Molti di loro nelle varie situazioni grottesche ed ironiche che si susseguono nel film non sanno neanche perchè e per come siano li, embrano proprio fuori luogo, quasi a voler ancora di più marcare quel senso di vuoto e di spaesamento che colpisce al giorno d’oggi una buona fetta della civiltà contemporanea.
Per ognuna delle storie abbiamo un unico piano sequenza che la fa da padrone, il che ci da un forte richiamo a quel senso di distacco del regista, e di noi spettatori da quello che sta succedendo che richiama anche il personaggio del titolo, quei piccioni che spesso e volentieri ci vedono districarci in una vita frenetica guardandoci dall’alto con un aria saccente quasi completamente spoglia di qualsiasi emozione.
Un senso di confusione ed isolamento dell’umanità raccontata dal regista con attori / attrici dall’aspetto cadaverico che non si sorprendono quasi per nulla di fronte alle bizzarre situazioni che capitano durante il film ( c’è anche un cavallo che entra in un bar come fosse un cliente abituale), aiutati come detto in precedenza da un unico piano sequenza per ogni storia del film e da colori freddi e monocromatici per quanto riguarda la sceneggiatura e la fotografia.

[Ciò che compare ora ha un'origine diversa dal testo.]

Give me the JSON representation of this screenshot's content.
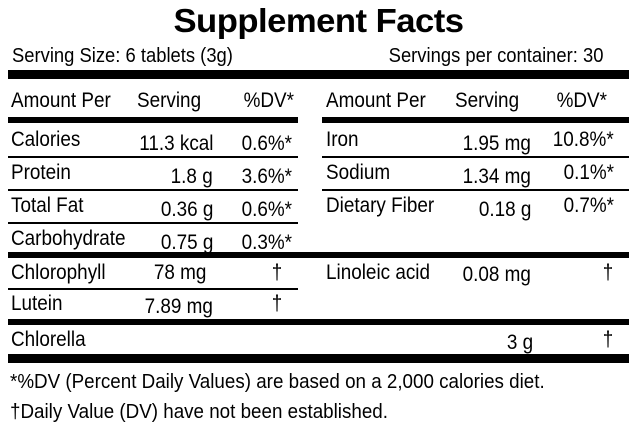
{
  "title": "Supplement Facts",
  "serving_size": "Serving Size: 6 tablets (3g)",
  "servings_per_container": "Servings per container: 30",
  "headers": {
    "left": {
      "amount_per": "Amount Per",
      "serving": "Serving",
      "dv": "%DV*"
    },
    "right": {
      "amount_per": "Amount Per",
      "serving": "Serving",
      "dv": "%DV*"
    }
  },
  "left_rows": [
    {
      "name": "Calories",
      "amount": "11.3 kcal",
      "dv": "0.6%*"
    },
    {
      "name": "Protein",
      "amount": "1.8 g",
      "dv": "3.6%*"
    },
    {
      "name": "Total Fat",
      "amount": "0.36 g",
      "dv": "0.6%*"
    },
    {
      "name": "Carbohydrate",
      "amount": "0.75 g",
      "dv": "0.3%*"
    },
    {
      "name": "Chlorophyll",
      "amount": "78 mg",
      "dv": "†"
    },
    {
      "name": "Lutein",
      "amount": "7.89 mg",
      "dv": "†"
    }
  ],
  "right_rows": [
    {
      "name": "Iron",
      "amount": "1.95 mg",
      "dv": "10.8%*"
    },
    {
      "name": "Sodium",
      "amount": "1.34 mg",
      "dv": "0.1%*"
    },
    {
      "name": "Dietary Fiber",
      "amount": "0.18 g",
      "dv": "0.7%*"
    },
    {
      "name": "Linoleic acid",
      "amount": "0.08 mg",
      "dv": "†"
    }
  ],
  "chlorella": {
    "name": "Chlorella",
    "amount": "3 g",
    "dv": "†"
  },
  "footnotes": {
    "dv_note": "*%DV (Percent Daily Values) are based on a 2,000 calories diet.",
    "dagger_symbol": "†",
    "dagger_note": "Daily Value (DV) have not been established."
  }
}
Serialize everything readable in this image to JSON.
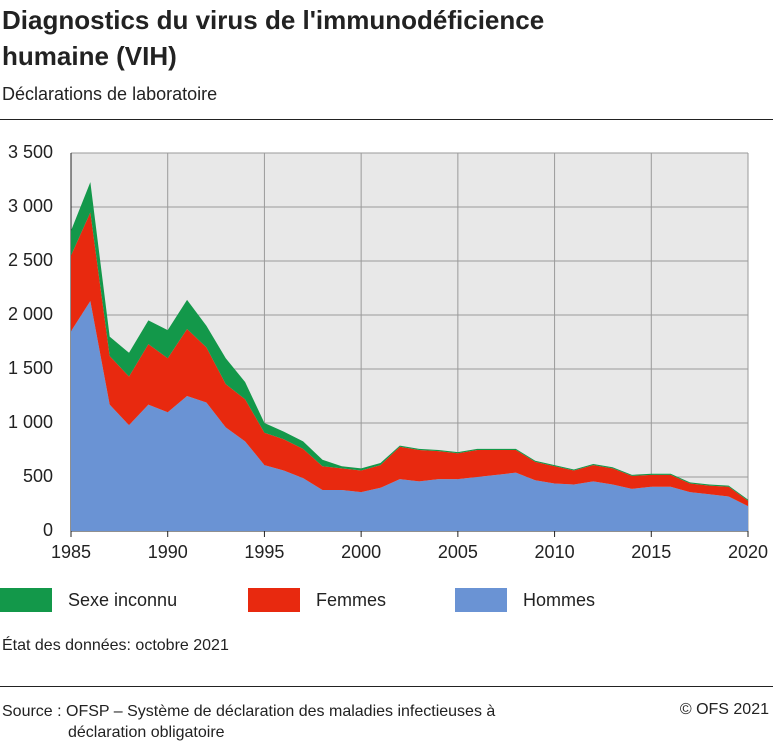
{
  "chart_data": {
    "type": "area",
    "stacked": true,
    "title": "Diagnostics du virus de l'immunodéficience humaine (VIH)",
    "subtitle": "Déclarations de laboratoire",
    "x": [
      1985,
      1986,
      1987,
      1988,
      1989,
      1990,
      1991,
      1992,
      1993,
      1994,
      1995,
      1996,
      1997,
      1998,
      1999,
      2000,
      2001,
      2002,
      2003,
      2004,
      2005,
      2006,
      2007,
      2008,
      2009,
      2010,
      2011,
      2012,
      2013,
      2014,
      2015,
      2016,
      2017,
      2018,
      2019,
      2020
    ],
    "series": [
      {
        "name": "Hommes",
        "color": "#6a93d4",
        "values": [
          1850,
          2130,
          1170,
          980,
          1170,
          1100,
          1250,
          1190,
          960,
          830,
          610,
          560,
          490,
          380,
          380,
          360,
          400,
          480,
          460,
          480,
          480,
          500,
          520,
          540,
          470,
          440,
          430,
          460,
          430,
          390,
          410,
          410,
          360,
          340,
          320,
          230
        ]
      },
      {
        "name": "Femmes",
        "color": "#e8290f",
        "values": [
          700,
          820,
          450,
          450,
          560,
          500,
          620,
          510,
          400,
          390,
          300,
          290,
          270,
          220,
          200,
          200,
          210,
          300,
          290,
          260,
          240,
          250,
          230,
          210,
          170,
          160,
          130,
          150,
          150,
          120,
          110,
          110,
          80,
          80,
          90,
          50
        ]
      },
      {
        "name": "Sexe inconnu",
        "color": "#13984a",
        "values": [
          230,
          280,
          180,
          220,
          220,
          260,
          270,
          200,
          240,
          160,
          90,
          70,
          70,
          60,
          20,
          20,
          20,
          10,
          10,
          10,
          10,
          10,
          10,
          10,
          10,
          10,
          10,
          10,
          10,
          10,
          10,
          10,
          10,
          10,
          10,
          10
        ]
      }
    ],
    "xlim": [
      1985,
      2020
    ],
    "xticks": [
      1985,
      1990,
      1995,
      2000,
      2005,
      2010,
      2015,
      2020
    ],
    "ylim": [
      0,
      3500
    ],
    "yticks": [
      0,
      500,
      {
        "value": 1000,
        "label": "1 000"
      },
      {
        "value": 1500,
        "label": "1 500"
      },
      {
        "value": 2000,
        "label": "2 000"
      },
      {
        "value": 2500,
        "label": "2 500"
      },
      {
        "value": 3000,
        "label": "3 000"
      },
      {
        "value": 3500,
        "label": "3 500"
      }
    ],
    "grid": true,
    "note": "État des données: octobre 2021",
    "source": "Source : OFSP – Système de déclaration des maladies infectieuses à déclaration obligatoire",
    "credit": "© OFS 2021"
  }
}
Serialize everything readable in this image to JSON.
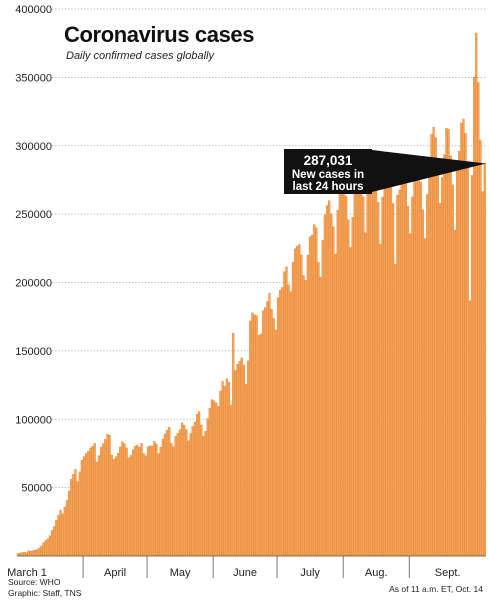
{
  "chart_data": {
    "type": "bar",
    "title": "Coronavirus cases",
    "subtitle": "Daily confirmed cases globally",
    "y_ticks": [
      50000,
      100000,
      150000,
      200000,
      250000,
      300000,
      350000,
      400000
    ],
    "ylim": [
      0,
      400000
    ],
    "grid": true,
    "x_labels": [
      "March 1",
      "April",
      "May",
      "June",
      "July",
      "Aug.",
      "Sept."
    ],
    "x_label_days": [
      0,
      31,
      61,
      92,
      122,
      153,
      184
    ],
    "start_date": "2020-03-01",
    "bar_color": "#f5a35a",
    "bar_edge_color": "#e07a1e",
    "values": [
      1800,
      2200,
      2500,
      2800,
      2400,
      3800,
      3600,
      3900,
      4200,
      4700,
      5800,
      7300,
      9600,
      11300,
      12600,
      14900,
      18700,
      21500,
      26100,
      29900,
      33600,
      30800,
      35800,
      40600,
      47500,
      56100,
      59800,
      63300,
      54400,
      61600,
      70100,
      72700,
      74900,
      76600,
      79000,
      80200,
      82300,
      68700,
      73400,
      79600,
      82100,
      85200,
      89000,
      88300,
      73900,
      70800,
      72600,
      75200,
      79700,
      83500,
      82300,
      79100,
      71800,
      73500,
      77600,
      80200,
      81200,
      79500,
      82400,
      74800,
      73300,
      79900,
      80500,
      80200,
      83900,
      82000,
      74700,
      79600,
      85500,
      89300,
      92000,
      94100,
      82400,
      79900,
      87600,
      89800,
      92400,
      97300,
      95600,
      92500,
      84200,
      89600,
      94800,
      98000,
      103600,
      105600,
      95800,
      87600,
      91200,
      100400,
      108100,
      114300,
      113600,
      112000,
      109400,
      120600,
      127700,
      124300,
      129600,
      127100,
      110400,
      162900,
      135700,
      140200,
      142400,
      144900,
      139700,
      125600,
      142800,
      171900,
      177900,
      176500,
      175800,
      161300,
      162400,
      179300,
      181600,
      186100,
      192200,
      180400,
      173700,
      165300,
      188800,
      194400,
      196400,
      208000,
      211500,
      198500,
      193300,
      214700,
      224700,
      226600,
      227800,
      220200,
      205100,
      201600,
      220100,
      233400,
      234700,
      242300,
      239900,
      214700,
      203800,
      230800,
      249400,
      256300,
      259800,
      250300,
      240800,
      220800,
      252800,
      267700,
      279000,
      291600,
      263000,
      245900,
      225600,
      247700,
      269500,
      286100,
      286800,
      272800,
      262800,
      236400,
      270000,
      281400,
      292400,
      290800,
      278800,
      258700,
      228000,
      262400,
      278800,
      283500,
      287400,
      280200,
      257800,
      213500,
      263800,
      267700,
      293200,
      291800,
      277200,
      255900,
      235700,
      262800,
      277600,
      290700,
      285800,
      273600,
      253200,
      232200,
      264300,
      279900,
      308300,
      313600,
      306000,
      281400,
      257900,
      276800,
      293400,
      312900,
      312000,
      292700,
      271400,
      238400,
      287200,
      296100,
      316600,
      319600,
      309100,
      286500,
      186600,
      278300,
      350100,
      382400,
      346200,
      303800,
      266500,
      287031
    ],
    "callout": {
      "value_label": "287,031",
      "line1": "New cases in",
      "line2": "last 24 hours",
      "value": 287031
    },
    "source": "Source: WHO",
    "credit": "Graphic: Staff, TNS",
    "as_of": "As of 11 a.m. ET, Oct. 14"
  }
}
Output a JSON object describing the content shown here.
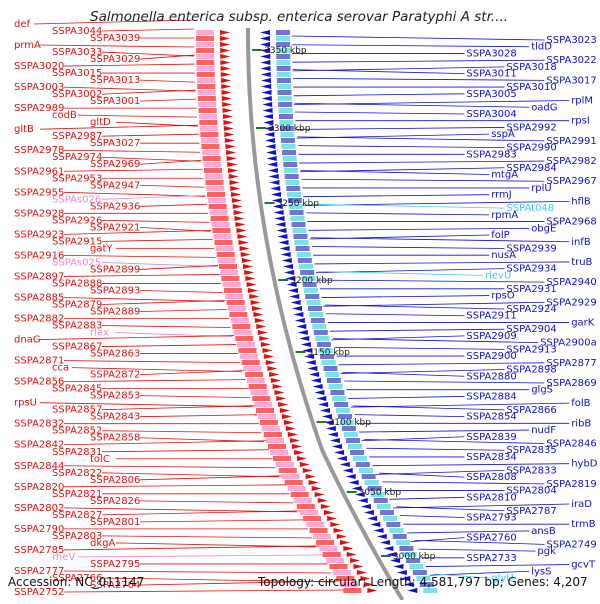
{
  "title": "Salmonella enterica subsp. enterica serovar Paratyphi A str....",
  "footer": {
    "accession": "Accession: NC_011147",
    "summary": "Topology: circular; Length: 4,581,797 bp; Genes: 4,207"
  },
  "colors": {
    "forward": "#e01010",
    "reverse": "#1010d0",
    "rna_forward": "#ee88cc",
    "rna_reverse": "#44ccee",
    "backbone": "#999999",
    "tick": "#227722"
  },
  "scale_ticks": [
    "3350 kbp",
    "3300 kbp",
    "3250 kbp",
    "3200 kbp",
    "3150 kbp",
    "3100 kbp",
    "3050 kbp",
    "3000 kbp"
  ],
  "left_labels": [
    "def",
    "SSPA3044",
    "SSPA3039",
    "prmA",
    "SSPA3033",
    "SSPA3029",
    "SSPA3020",
    "SSPA3015",
    "SSPA3013",
    "SSPA3003",
    "SSPA3002",
    "SSPA3001",
    "SSPA2989",
    "codB",
    "gltD",
    "gltB",
    "SSPA2987",
    "SSPA3027",
    "SSPA2978",
    "SSPA2974",
    "SSPA2969",
    "SSPA2961",
    "SSPA2953",
    "SSPA2947",
    "SSPA2955",
    "SSPAs026",
    "SSPA2936",
    "SSPA2928",
    "SSPA2926",
    "SSPA2921",
    "SSPA2923",
    "SSPA2915",
    "gatY",
    "SSPA2916",
    "SSPAs025",
    "SSPA2899",
    "SSPA2897",
    "SSPA2888",
    "SSPA2893",
    "SSPA2885",
    "SSPA2879",
    "SSPA2889",
    "SSPA2882",
    "SSPA2883",
    "rlex",
    "dnaG",
    "SSPA2867",
    "SSPA2863",
    "SSPA2871",
    "cca",
    "SSPA2872",
    "SSPA2856",
    "SSPA2845",
    "SSPA2853",
    "rpsU",
    "SSPA2857",
    "SSPA2843",
    "SSPA2832",
    "SSPA2852",
    "SSPA2858",
    "SSPA2842",
    "SSPA2831",
    "tolC",
    "SSPA2844",
    "SSPA2822",
    "SSPA2806",
    "SSPA2820",
    "SSPA2821",
    "SSPA2826",
    "SSPA2802",
    "SSPA2827",
    "SSPA2801",
    "SSPA2790",
    "SSPA2803",
    "dkgA",
    "SSPA2785",
    "rheV",
    "SSPA2795",
    "SSPA2777",
    "SSPA2766",
    "SSPA2764",
    "SSPA2752"
  ],
  "right_labels": [
    "SSPA3023",
    "tldD",
    "SSPA3028",
    "SSPA3022",
    "SSPA3018",
    "SSPA3011",
    "SSPA3017",
    "SSPA3010",
    "SSPA3005",
    "rplM",
    "oadG",
    "SSPA3004",
    "rpsI",
    "SSPA2992",
    "sspA",
    "SSPA2991",
    "SSPA2990",
    "SSPA2983",
    "SSPA2982",
    "SSPA2984",
    "mtgA",
    "SSPA2967",
    "rplU",
    "rrmJ",
    "hflB",
    "SSPAt048",
    "rpmA",
    "SSPA2968",
    "obgE",
    "folP",
    "infB",
    "SSPA2939",
    "nusA",
    "truB",
    "SSPA2934",
    "rlevU",
    "SSPA2940",
    "SSPA2931",
    "rpsO",
    "SSPA2929",
    "SSPA2924",
    "SSPA2911",
    "garK",
    "SSPA2904",
    "SSPA2909",
    "SSPA2900a",
    "SSPA2913",
    "SSPA2900",
    "SSPA2877",
    "SSPA2898",
    "SSPA2880",
    "SSPA2869",
    "glgS",
    "SSPA2884",
    "folB",
    "SSPA2866",
    "SSPA2854",
    "ribB",
    "nudF",
    "SSPA2839",
    "SSPA2846",
    "SSPA2835",
    "SSPA2834",
    "hybD",
    "SSPA2833",
    "SSPA2808",
    "SSPA2819",
    "SSPA2804",
    "SSPA2810",
    "iraD",
    "SSPA2787",
    "SSPA2793",
    "trmB",
    "ansB",
    "SSPA2760",
    "SSPA2749",
    "pgk",
    "SSPA2733",
    "gcvT",
    "lysS",
    "glyU"
  ]
}
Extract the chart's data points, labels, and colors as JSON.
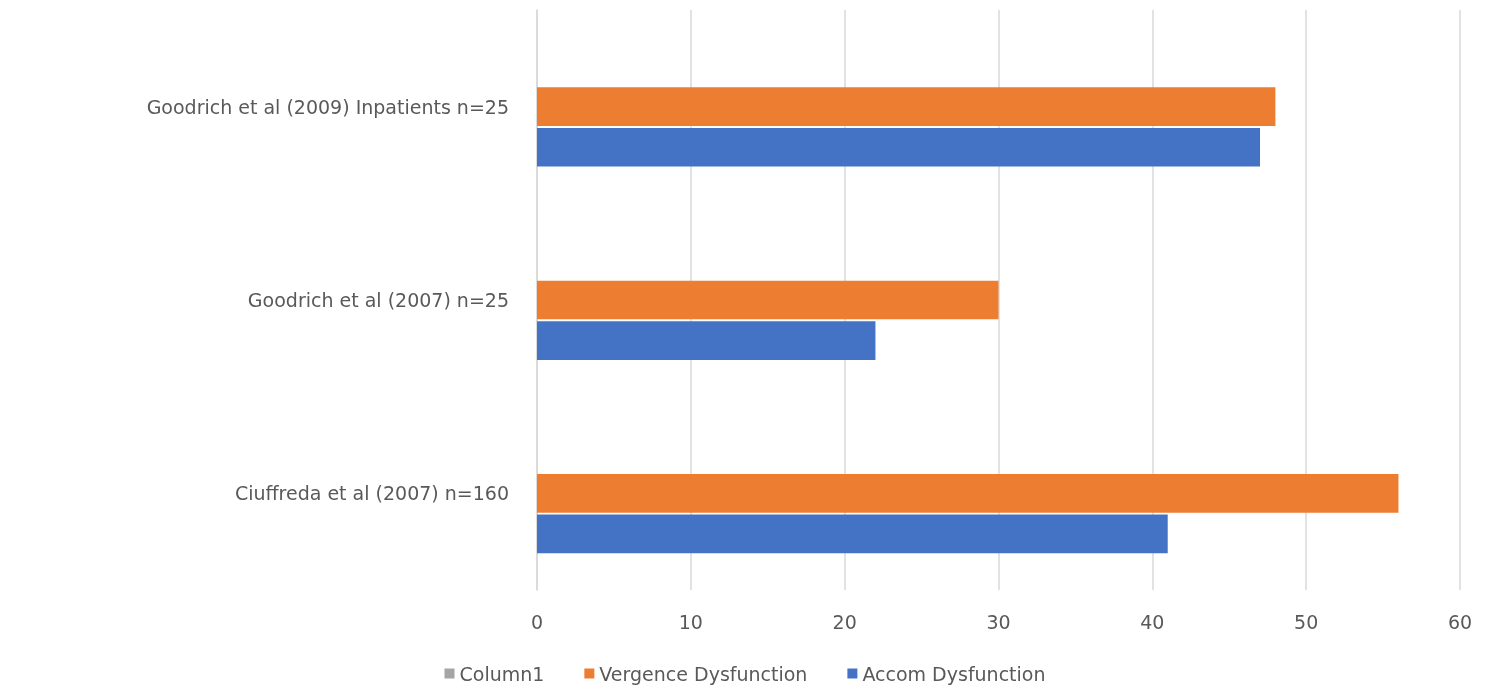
{
  "chart_data": {
    "type": "bar",
    "orientation": "horizontal",
    "categories": [
      "Goodrich et al (2009) Inpatients n=25",
      "Goodrich et al (2007) n=25",
      "Ciuffreda et al (2007) n=160"
    ],
    "series": [
      {
        "name": "Column1",
        "color": "#a5a5a5",
        "values": [
          null,
          null,
          null
        ]
      },
      {
        "name": "Vergence Dysfunction",
        "color": "#ed7d31",
        "values": [
          48,
          30,
          56
        ]
      },
      {
        "name": "Accom Dysfunction",
        "color": "#4472c4",
        "values": [
          47,
          22,
          41
        ]
      }
    ],
    "xlim": [
      0,
      60
    ],
    "xticks": [
      0,
      10,
      20,
      30,
      40,
      50,
      60
    ],
    "grid": "x",
    "legend": "bottom"
  }
}
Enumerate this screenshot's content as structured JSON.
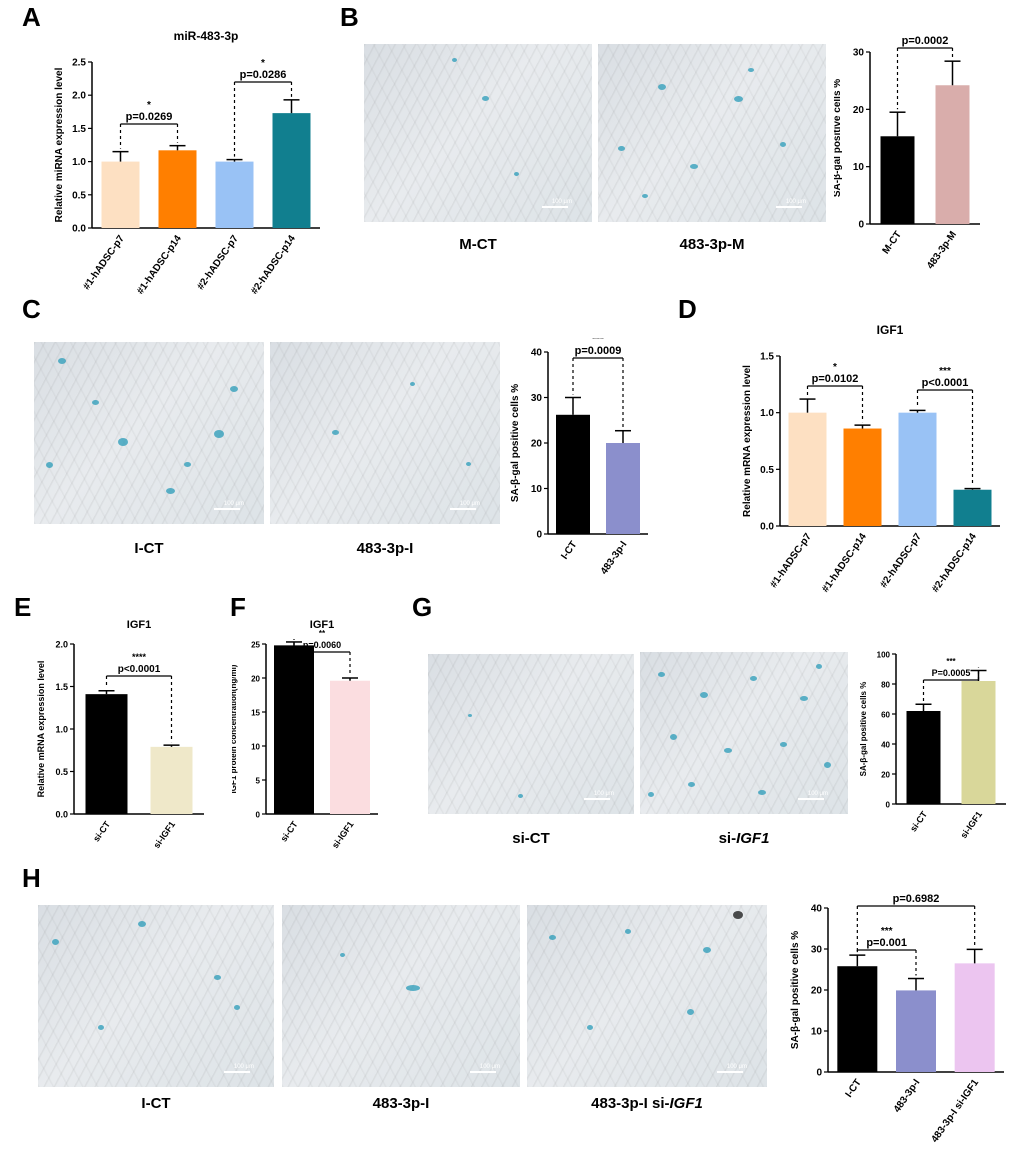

Un film che con la sua malinconica ironia strizza l’occhio e ad alcune pellicole di Luiis Bunuel e al teatro dell’assurdo di Beckett, atto finale di una trilogia di lungometraggi cominciata con altre due opere del regista svedese, “Canzoni del secondo piano” (vincitore a Cannes 2000 del premio della giuria) e “You, the living “ del 2007.
Un film che presentandoci una realtà umana molto “ingrigita” , vecchia, spaesata e spenta, e che ha nella vendita porta a porta uno dei suoi (deboli) ultimi punti di forza ci fa comunque divertire e sorridere (un po’ amaramente), soprattutto in quei momenti in cui la morte la fa da padrona (la scena nella nave è veramente fantastica).

Il film ha vinto il Leone d’Oro all’ultima mostra d’arte Cinematografica di Venezia del 2014.